Chemists in the College of Arts and Sciences at Syracuse University have figured out how to control multiple bacterial behaviors—potentially good news for the treatment of infectious diseases and other bacteria-associated issues, without causing drug resistance.
Yan-Yeung Luk, associate professor of chemistry, has spearheaded the discovery, in conjunction with his research lab at Syracuse University and the Wang Lab at SUNY Upstate Medical University. Their findings are the subject of a forthcoming article in the journal ChemBioChem (John Wiley & Sons Inc.).
“Since the discovery of the first antibiotic, penicillin, in 1928, bacteria have become smarter and have developed resistance to many drugs,” says Luk, an expert in bio-organic chemistry, nanomaterials and chemical biology. “They’ve done this by altering their genetic make-up; transferring drug-resistant genes between one another; and creating biofilms, which are multicellular communities where bacteria can be a thousand-fold more resistant to antibiotics.”
In response, Luk’s team has developed a class of chemical agents that does not kill bacteria but, rather, changes their multicellular behaviors. These agents are called disaccharide derivatives, and they mimic a class of natural molecules known as rhamnolipids, which are produced and secreted by the bacterium itself.

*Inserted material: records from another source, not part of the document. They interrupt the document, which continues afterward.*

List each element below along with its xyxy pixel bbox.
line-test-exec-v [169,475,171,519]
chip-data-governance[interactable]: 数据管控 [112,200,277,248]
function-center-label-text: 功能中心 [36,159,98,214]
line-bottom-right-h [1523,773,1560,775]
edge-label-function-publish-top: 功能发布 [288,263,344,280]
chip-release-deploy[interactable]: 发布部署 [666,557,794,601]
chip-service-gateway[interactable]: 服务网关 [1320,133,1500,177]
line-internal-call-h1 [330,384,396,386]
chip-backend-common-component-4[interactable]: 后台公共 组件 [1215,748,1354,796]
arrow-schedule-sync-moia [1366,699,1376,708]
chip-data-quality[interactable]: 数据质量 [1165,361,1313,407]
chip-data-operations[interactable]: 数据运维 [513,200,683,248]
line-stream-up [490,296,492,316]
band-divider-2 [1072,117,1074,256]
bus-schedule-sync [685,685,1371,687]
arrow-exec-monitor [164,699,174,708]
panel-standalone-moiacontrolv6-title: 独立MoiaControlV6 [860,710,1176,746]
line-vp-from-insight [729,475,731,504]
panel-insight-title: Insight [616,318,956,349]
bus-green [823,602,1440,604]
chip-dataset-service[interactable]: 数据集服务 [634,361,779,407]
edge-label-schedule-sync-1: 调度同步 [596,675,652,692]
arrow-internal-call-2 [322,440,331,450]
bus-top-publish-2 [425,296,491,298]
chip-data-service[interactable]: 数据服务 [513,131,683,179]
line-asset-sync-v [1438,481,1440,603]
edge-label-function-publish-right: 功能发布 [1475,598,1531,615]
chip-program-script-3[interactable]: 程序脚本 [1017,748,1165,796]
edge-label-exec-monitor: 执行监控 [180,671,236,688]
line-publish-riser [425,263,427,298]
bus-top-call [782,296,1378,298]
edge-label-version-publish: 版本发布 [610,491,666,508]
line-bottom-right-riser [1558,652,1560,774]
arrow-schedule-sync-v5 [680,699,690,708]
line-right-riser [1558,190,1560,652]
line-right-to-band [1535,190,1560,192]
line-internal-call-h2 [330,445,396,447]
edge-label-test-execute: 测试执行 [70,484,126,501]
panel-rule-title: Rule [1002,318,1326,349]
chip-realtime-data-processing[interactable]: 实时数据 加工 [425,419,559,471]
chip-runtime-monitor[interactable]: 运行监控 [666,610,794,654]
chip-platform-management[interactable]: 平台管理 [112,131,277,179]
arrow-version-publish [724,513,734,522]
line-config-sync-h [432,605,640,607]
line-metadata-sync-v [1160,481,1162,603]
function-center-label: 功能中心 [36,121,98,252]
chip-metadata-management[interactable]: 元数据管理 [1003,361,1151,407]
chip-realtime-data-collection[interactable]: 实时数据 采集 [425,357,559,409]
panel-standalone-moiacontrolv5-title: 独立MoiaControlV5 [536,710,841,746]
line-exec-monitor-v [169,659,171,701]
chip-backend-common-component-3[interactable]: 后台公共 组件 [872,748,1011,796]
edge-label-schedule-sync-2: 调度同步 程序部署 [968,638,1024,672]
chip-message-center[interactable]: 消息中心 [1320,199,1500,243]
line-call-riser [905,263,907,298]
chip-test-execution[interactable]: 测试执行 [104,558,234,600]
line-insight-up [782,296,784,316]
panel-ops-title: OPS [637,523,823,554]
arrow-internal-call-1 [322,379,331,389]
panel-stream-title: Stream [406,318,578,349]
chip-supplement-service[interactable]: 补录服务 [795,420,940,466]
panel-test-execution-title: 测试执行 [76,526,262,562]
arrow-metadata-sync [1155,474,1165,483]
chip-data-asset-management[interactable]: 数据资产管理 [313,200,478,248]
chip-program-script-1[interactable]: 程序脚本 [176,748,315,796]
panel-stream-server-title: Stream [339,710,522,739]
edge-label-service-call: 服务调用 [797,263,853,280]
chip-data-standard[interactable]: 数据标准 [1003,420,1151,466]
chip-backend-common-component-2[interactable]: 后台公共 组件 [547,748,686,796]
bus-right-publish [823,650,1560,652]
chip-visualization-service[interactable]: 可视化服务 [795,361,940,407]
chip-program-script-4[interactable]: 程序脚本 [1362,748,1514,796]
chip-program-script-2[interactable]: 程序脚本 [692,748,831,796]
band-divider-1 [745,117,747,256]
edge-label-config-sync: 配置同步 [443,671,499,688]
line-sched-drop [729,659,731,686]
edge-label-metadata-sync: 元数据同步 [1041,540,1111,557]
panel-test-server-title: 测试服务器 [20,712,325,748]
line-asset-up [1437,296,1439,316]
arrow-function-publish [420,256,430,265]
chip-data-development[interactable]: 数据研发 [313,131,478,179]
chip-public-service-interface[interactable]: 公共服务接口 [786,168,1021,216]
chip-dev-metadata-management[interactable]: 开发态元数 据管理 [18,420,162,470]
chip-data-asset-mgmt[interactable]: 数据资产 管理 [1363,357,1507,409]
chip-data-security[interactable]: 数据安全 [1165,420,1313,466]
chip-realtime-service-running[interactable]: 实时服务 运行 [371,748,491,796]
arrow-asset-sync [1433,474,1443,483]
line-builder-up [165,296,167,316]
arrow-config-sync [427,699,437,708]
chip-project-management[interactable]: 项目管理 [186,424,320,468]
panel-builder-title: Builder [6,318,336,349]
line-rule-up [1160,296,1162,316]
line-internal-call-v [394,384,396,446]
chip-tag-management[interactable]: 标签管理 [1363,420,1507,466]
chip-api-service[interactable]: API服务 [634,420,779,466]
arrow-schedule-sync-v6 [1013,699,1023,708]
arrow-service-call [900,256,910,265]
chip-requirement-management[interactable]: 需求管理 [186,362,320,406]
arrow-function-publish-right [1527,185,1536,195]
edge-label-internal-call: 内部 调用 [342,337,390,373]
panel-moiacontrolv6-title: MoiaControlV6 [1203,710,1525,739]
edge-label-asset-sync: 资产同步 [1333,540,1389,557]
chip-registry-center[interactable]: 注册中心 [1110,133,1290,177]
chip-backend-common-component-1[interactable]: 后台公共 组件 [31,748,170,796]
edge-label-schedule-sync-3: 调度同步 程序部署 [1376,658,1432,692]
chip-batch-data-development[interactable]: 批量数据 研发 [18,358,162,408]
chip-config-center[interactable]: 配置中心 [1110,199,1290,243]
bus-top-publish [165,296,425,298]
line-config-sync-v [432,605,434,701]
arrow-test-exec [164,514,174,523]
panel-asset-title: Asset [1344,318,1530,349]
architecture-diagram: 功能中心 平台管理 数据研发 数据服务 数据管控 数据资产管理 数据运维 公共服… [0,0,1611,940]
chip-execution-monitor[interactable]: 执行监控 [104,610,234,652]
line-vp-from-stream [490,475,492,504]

Luk says that while non-microbicidal (i.e., "non-killing") molecules are nothing new, his are unique because they target a new, yet-to-be-explained set of biological receptors.
“Rhamnolipids modulate at least three multicellular bioactivities in Pseudomonas aeruginosa,” says Luk, referring to the rod-shaped bacterium that causes disease in animals and humans. “The synthetic molecules made by our lab don’t exactly look like rhamnolipids, but they can control bioactivities, such as swarming movements, surface adhesion and biofilm formation.”
This class, he adds, is non-microbicidal with a wide variety of microbes, thus giving it broad commercial value. It also has the potential to inhibit horizontal gene transfer—the process by which bacteria share genetic information, such as the ability to be drug-resistant.
In the near future, Luk's team plans to unveil another class of molecules they have designed that not only mimics but also dominates the activities of rhamnolipids.
“Rhamnolipids are already on the market, but our product, with its synthetic flexibility, has just as many applications and may be improved rationally by synthetic design,” says Luk, who also holds courtesy appointments in the Department of Biology in the College of Arts and Sciences and in the Department of Biomedical and Chemical Engineering in the College of Engineering and Computer Science. “All of this is subject to ongoing research.”